Keadilan distributif menurut Aristoteles berfokus pada distribusi, honor, kekayaan, dan barang-barang lain yang sama-sama bisa didapatkan dalam masyarakat. Dengan mengesampingkan “pembuktian” matematis, jelaslah bahwa apa yang ada dibenak Aristoteles ialah distribusi kekayaan dan barang berharga lain berdasarkan nilai yang berlaku dikalangan warga. Distribusi yang adil boleh jadi merupakan distribusi yang sesuai degan nilai kebaikannya, yakni nilainya bagi masyarakat.

keadilan korektif berfokus pada pembetulan sesuatu yang salah. Jika suatu pelanggaran dilanggar atau kesalahan dilakukan, maka keadilan korektif berusaha memberikan kompensasi yang memadai bagi pihak yang dirugikan; jika suatu kejahatan telah dilakukan, maka hukuman yang sepantasnya perlu diberikan kepada si pelaku. Bagaimanapun, ketidakadilan akan mengakibatkan terganggunya “kesetaraan” yang sudah mapan atau telah terbentuk. Keadilan korektif bertugas membangun kembali kesetaraan tersebut. Dari uraian ini nampak bahwa keadilan korektif merupakan wilayah peradilan sedangkan keadilan distributif merupakan bidangnya pemerintah.

Keadilan di indonesia
 
Hukum hanya ditegakkan bagi rakyat yang lemah. Hukum menjadi tidak berdaya terhadap orang-orang yang dekat dengan kekuasaan. Keadilan sudah mati di Indonesia. Pemerintahan sudah tidak mampu lagi menegakkan keadilan di bumi Indonesia ini.
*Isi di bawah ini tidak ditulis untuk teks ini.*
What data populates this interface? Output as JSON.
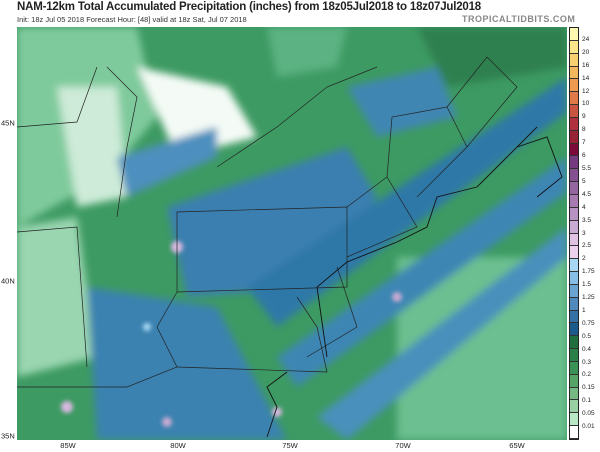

Koruptor yang korupsi bermilyar-milyar dan bahkan triliun, mereka mendapakan perlakuan istemewa. Tidak jarang para tersangka korupsi itu bebas murni. Sudah berapa banyak para pejabat, gubernur, walikota, dan pejabat yang lainnnya, yang mendapat putusan bebas murni, dan kalau ada hukuman itu, sangat ringan. Merka di penjara juga mendaptkan fasilitas khusus, seperti yang dialami para koruptor. Mereka bisa menjadi penjara seperti hotel.
Tetapi, rakyat kecil yang melakukan kesalahan kecil, kadang diperlakukan dengan sangat kejam, dan tidak manusiawi. Kasus-kasus seperti yang dialami AAL itu ratusan, dan mereka harus mendekam dipenjara, bahkan tidak jarang mereka dicampur di penjara dengan orang-orang dewasa. Inilah ironi yang terjadi di Indonesia. Hukum benar-benar hanya bagi yang lemah.
Elite politik yang terkena jerat hukum, karena melakukan korupsi mereka bisa berkelit dengan berbagai dalih. Mereka para elite bisa berkelit dengan kekuasaan dan uang. Sementara rakyat kecil, tidak mampu bertindak seperti itu.

Rakyat kecil yang mencari keadilan kerap menjadi korban. Mereka tidak jarang menjadi korban penegak hukum, dan menjadi bulan-bulanan. Kasus AAL bukan yang pertama kali terjadi di negeri ini, yang menggambarkan matinya keadilan.